Fig. 3 is a system 300 for determining tire characteristics of a vehicle based on tire-road friction characteristics of a fleet of vehicles in accordance with one embodiment of the present invention. The system includes a remote server 204 in communication with each of a plurality of vehicles forming a fleet. Each vehicle includes a tire-road friction determination control unit 302 configured to determine a current tire-road friction when the vehicle is in one of a plurality of designated locations. The remote server includes a friction estimator 304, the friction estimator 304 configured to receive the determined tire-road friction from the plurality of vehicles and determine a reference tire-road friction for the fleet of vehicles at each designated location.

The system further comprises a vehicle 200, the vehicle 200 comprising a friction determination control unit 302, the friction determination control unit 302 being configured to determine a difference between a current tire-road friction and a reference tire-road friction for the fleet of vehicles at the first location; and estimating the tire performance of the vehicle based on the difference. The control unit may include a microprocessor, microcontroller, programmable digital signal processor, or other programmable device. The control unit may also or alternatively comprise an application specific integrated circuit, a programmable gate array or programmable array logic, a programmable logic device or a digital signal processor. Where the control unit comprises a programmable device such as the microprocessor, microcontroller or programmable digital signal processor described above, the processor may also comprise computer executable code which controls the operation of the programmable device.

The friction determination control unit 302 further comprises a low pass filter 306 which suppresses rapid changes in the determined friction. The vehicle also includes a "check tires" warning system and a "low friction" warning system 310 coupled to an HMI (human machine interface) of the vehicle 200 to provide a warning to the driver. In addition, the vehicle 200 includes a vehicle controller 312 that takes as input a friction estimate for potentially adjusting the behavior of various vehicle systems based on the determined friction.

It should be noted that the described method is equally applicable to autonomous and fully or semi-autonomous vehicles, where a correct estimation of the tyre characteristics is important to be able to control the vehicle in a safe manner.

Although the present invention has been described with reference to specific exemplary embodiments thereof, many different alterations, modifications and the like will become apparent for those skilled in the art. Moreover, it should be noted that portions of the method and system may be omitted, interchanged, or arranged in various ways that still perform the functions of the present invention.

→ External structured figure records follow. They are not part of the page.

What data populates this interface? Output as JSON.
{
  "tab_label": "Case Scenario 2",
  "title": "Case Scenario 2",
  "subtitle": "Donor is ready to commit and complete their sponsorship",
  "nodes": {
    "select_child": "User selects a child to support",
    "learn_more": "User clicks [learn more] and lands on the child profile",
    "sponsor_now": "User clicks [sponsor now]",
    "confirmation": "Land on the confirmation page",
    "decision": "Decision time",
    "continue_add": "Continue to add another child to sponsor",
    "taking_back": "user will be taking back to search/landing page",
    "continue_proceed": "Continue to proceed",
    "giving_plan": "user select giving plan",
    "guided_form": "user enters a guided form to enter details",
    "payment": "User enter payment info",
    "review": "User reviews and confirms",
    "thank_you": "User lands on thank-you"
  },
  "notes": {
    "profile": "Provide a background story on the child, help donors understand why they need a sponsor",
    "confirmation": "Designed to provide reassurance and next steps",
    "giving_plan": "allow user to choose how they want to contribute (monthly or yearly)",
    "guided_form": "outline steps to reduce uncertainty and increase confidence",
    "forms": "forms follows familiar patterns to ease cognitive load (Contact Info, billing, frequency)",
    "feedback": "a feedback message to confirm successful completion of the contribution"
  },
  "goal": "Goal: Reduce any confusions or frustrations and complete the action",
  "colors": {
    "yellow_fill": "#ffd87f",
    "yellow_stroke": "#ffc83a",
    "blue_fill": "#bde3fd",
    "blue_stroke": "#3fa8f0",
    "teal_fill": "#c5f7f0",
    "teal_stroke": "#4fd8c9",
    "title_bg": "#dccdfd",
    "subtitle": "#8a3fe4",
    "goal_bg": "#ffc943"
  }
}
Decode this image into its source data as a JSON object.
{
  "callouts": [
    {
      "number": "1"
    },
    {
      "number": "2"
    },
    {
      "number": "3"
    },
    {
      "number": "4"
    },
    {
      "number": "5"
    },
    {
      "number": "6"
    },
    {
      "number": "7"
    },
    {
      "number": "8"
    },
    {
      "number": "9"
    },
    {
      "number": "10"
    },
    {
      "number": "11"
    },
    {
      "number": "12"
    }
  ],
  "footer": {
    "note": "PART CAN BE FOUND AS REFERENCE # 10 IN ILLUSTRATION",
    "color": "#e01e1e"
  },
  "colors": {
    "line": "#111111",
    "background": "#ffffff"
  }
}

In addition, variations to the disclosed embodiments can be understood and effected by those skilled in the art in practicing the claimed invention, from a study of the drawings, the disclosure, and the appended claims. In the claims, the word "comprising" does not exclude other elements or steps, and the indefinite article "a" or "an" does not exclude a plurality. The mere fact that certain measures are recited in mutually different dependent claims does not indicate that a combination of these measures cannot be used to advantage.